Syringe Pump Demo Program.
There are a few things to test. First, note that when steps is set to a positive number, your pump should move forward and contract the syringe. If it does not, unplug your power supplies and reverse the connections of the stepper motor's wires. Remember that the four wires of the stepper motor are grouped into coil pairs. You already identified the pairs with the LED method, in the electronics assembly section. Keep your pairs together, but try reversing the order of the wires within the pairs. For my motor, I ended up connecting the wires to the DRV8825 as follows: A1-blue, A2-red, B1-black, B2-green. Once you have your motor wires correct, try adjusting the parameters in the program. What happens if you change the number of steps? What happens if you manually press one of the limit switches? Use and modify this demo program to get a feel for how to control the syringe pump. All you need to do is set the steps variable and let the pump cog do the work. When you are ready, you can incorporate the object into your own programs. If you want to understand how the syringe pump object works, look at the in-file commentary.
As I use the syringe pump, I will include some of the applications here. As of now, I have just completed documentation for the pump and will begin installing it in an operant conditioning apparatus. Look for updates later.
Design of research equipment is often an ongoing process. I have already made a few revisions to the syringe pump.

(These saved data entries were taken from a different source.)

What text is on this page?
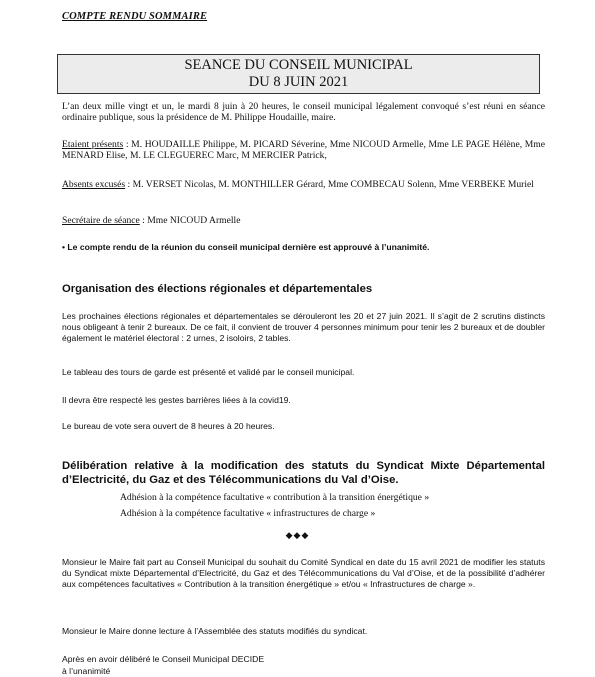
COMPTE RENDU SOMMAIRE
SEANCE DU CONSEIL MUNICIPAL
DU 8 JUIN 2021
L’an deux mille vingt et un, le mardi 8 juin à 20 heures, le conseil municipal légalement convoqué s’est réuni en séance ordinaire publique, sous la présidence de M. Philippe Houdaille, maire.
Etaient présents : M. HOUDAILLE Philippe, M. PICARD Séverine, Mme NICOUD Armelle, Mme LE PAGE Hélène, Mme MENARD Elise, M. LE CLEGUEREC Marc, M MERCIER Patrick,
Absents excusés : M. VERSET Nicolas, M. MONTHILLER Gérard, Mme COMBECAU Solenn, Mme VERBEKE Muriel
Secrétaire de séance : Mme NICOUD Armelle
• Le compte rendu de la réunion du conseil municipal dernière est approuvé à l’unanimité.
Organisation des élections régionales et départementales
Les prochaines élections régionales et départementales se dérouleront les 20 et 27 juin 2021. Il s’agit de 2 scrutins distincts nous obligeant à tenir 2 bureaux. De ce fait, il convient de trouver 4 personnes minimum pour tenir les 2 bureaux et de doubler également le matériel électoral : 2 urnes, 2 isoloirs, 2 tables.
Le tableau des tours de garde est présenté et validé par le conseil municipal.
Il devra être respecté les gestes barrières liées à la covid19.
Le bureau de vote sera ouvert de 8 heures à 20 heures.
Délibération relative à la modification des statuts du Syndicat Mixte Départemental d’Electricité, du Gaz et des Télécommunications du Val d’Oise.
Adhésion à la compétence facultative « contribution à la transition énergétique »
Adhésion à la compétence facultative « infrastructures de charge »
◆◆◆
Monsieur le Maire fait part au Conseil Municipal du souhait du Comité Syndical en date du 15 avril 2021 de modifier les statuts du Syndicat mixte Départemental d’Electricité, du Gaz et des Télécommunications du Val d’Oise, et de la possibilité d’adhérer aux compétences facultatives « Contribution à la transition énergétique » et/ou « Infrastructures de charge ».
Monsieur le Maire donne lecture à l’Assemblée des statuts modifiés du syndicat.
Après en avoir délibéré le Conseil Municipal DECIDE
à l’unanimité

So far, I have:
Selected a new lead screw and nut, resulting in much smoother movement, less wear on parts, and less noise.
Modified the plunger unit so that it grips the syringe plunger more tightly, allowing for more rapid changes in direction.
Modified the plunger unit so that it can never hit the screws or nuts of a limit switch before activating the switch.
Removed several parts to create a more inexpensive, efficient design.
Selected parts that are easier to install.
I am also considering additional revisions. Please let me know if you have suggested revisions. Here are a few revisions I am considering:
The positioning of various parts do not allow the syringe to empty completely. I am not sure if I consider this a flaw or a useful feature.
I am considering some attachments that might allow the syringe to be securely held in place even if the pump is upside down.